[LU-12444] Remove ambiguous request flag of no_resend Created: 17/Jun/19 Updated: 17/Jun/19 |
|
| Status: | Open |
| Project: | Lustre |
| Component/s: | None |
| Affects Version/s: | None |
| Fix Version/s: | None |
| Type: | New Feature | Priority: | Minor |
| Reporter: | Li Xi | Assignee: | Li Xi |
| Resolution: | Unresolved | Votes: | 0 |
| Labels: | None | ||
| Issue Links: |
|
||||||||
| Rank (Obsolete): | 9223372036854775807 | ||||||||
| Description |
|
Two flags of rq_no_delay and rq_no_resend might not be necessary. We don't have precise definitions and uages conditions for them to distinguish them. I think rq_no_delay means the request should quit and return whenever there is any possibility of being blocked, either it is caused by reconnection or other conditions. And rq_no_resend should always be set when rq_no_delay is set, which is true in a lot of places but not all. It is not clear why rq_no_resend is necessary. Even there is a case in which rq_no_delay is not suitable, a more precise flag or a better mechanism should be used. |
| Comments |
| Comment by Gerrit Updater [ 17/Jun/19 ] |
|
Li Xi (lixi@ddn.com) uploaded a new patch: https://review.whamcloud.com/35244 |
| Comment by Patrick Farrell (Inactive) [ 17/Jun/19 ] |
|
Li Xi, Thank you very much for diving in and trying this... |
| Comment by Andreas Dilger [ 17/Jun/19 ] |
|
IMHO, no_resend has a clear meaning - the RPC may be queued on the client, but it gets one chance to be sent and if it times out there is no reason to resend it. I don't think this is the same as "never" blocking an RPC for no_delay. What constitutes "blocking"? Local memory allocation, queue delay in the network, other? |
| Comment by Li Xi [ 17/Jun/19 ] |
|
OK. Then "blocking" needs more detailed definition. But I think the use case of no_delay seems clear: quit whenever it hits problem/failure when trying to proceed, or seeing high possibility of problem/failure if proceed. So, if memory allocation failure, yes, no_delay request would quit. And if the request handler foresees high possibility of slow memory allocation or failure of memory allocation, no_delay request would quit too.

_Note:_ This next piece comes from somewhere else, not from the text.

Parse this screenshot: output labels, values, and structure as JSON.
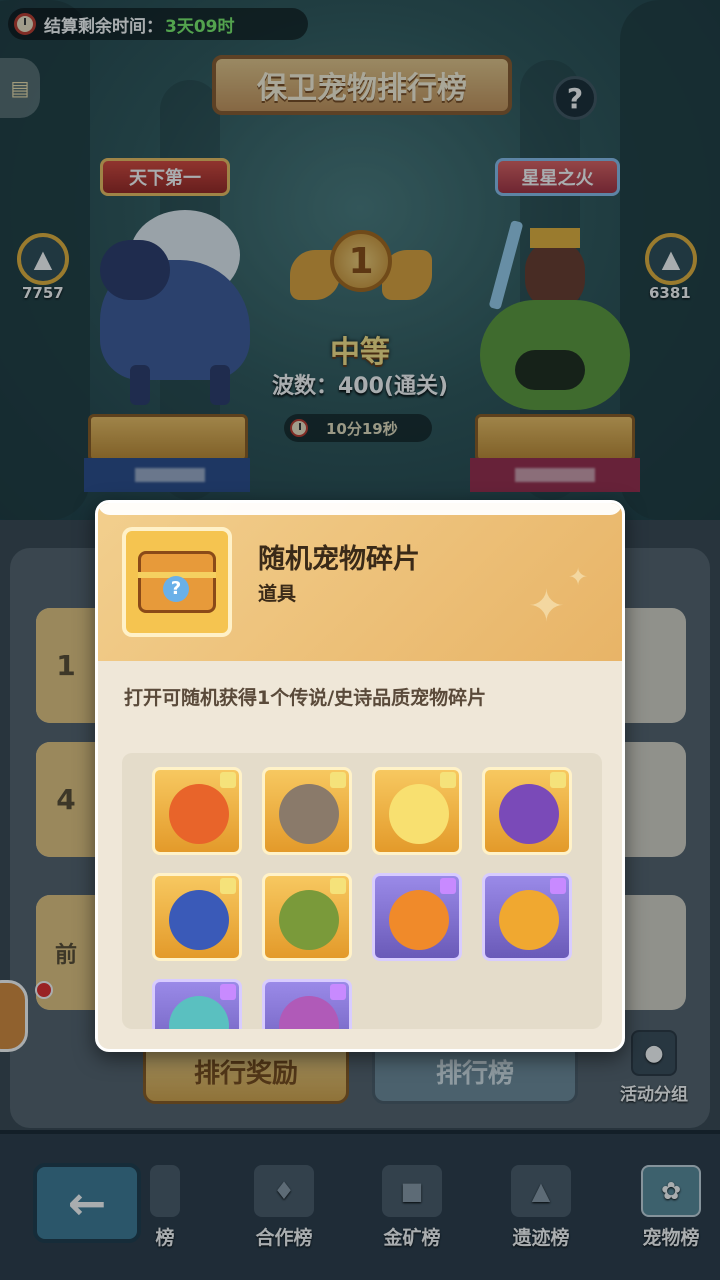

This sounds like part of no_delay's functionality. I am wondering whether there is any possibility to re-use no_delay for (most of) the cases when no_resend is used. And I know there might be some cases when rq_no_delay is not suitable or not enough. And my attemption here is to check what these cases are. "req->rq_no_resend = req->rq_no_delay = 1" is written in a lot of places. So, I feel this might simplify the logic in general. At least, even cleaning up rq_no_resend is too complex to come true, we still need a patch adding some comments to explicitly explain the difference between these two flags to avoid future confusion. |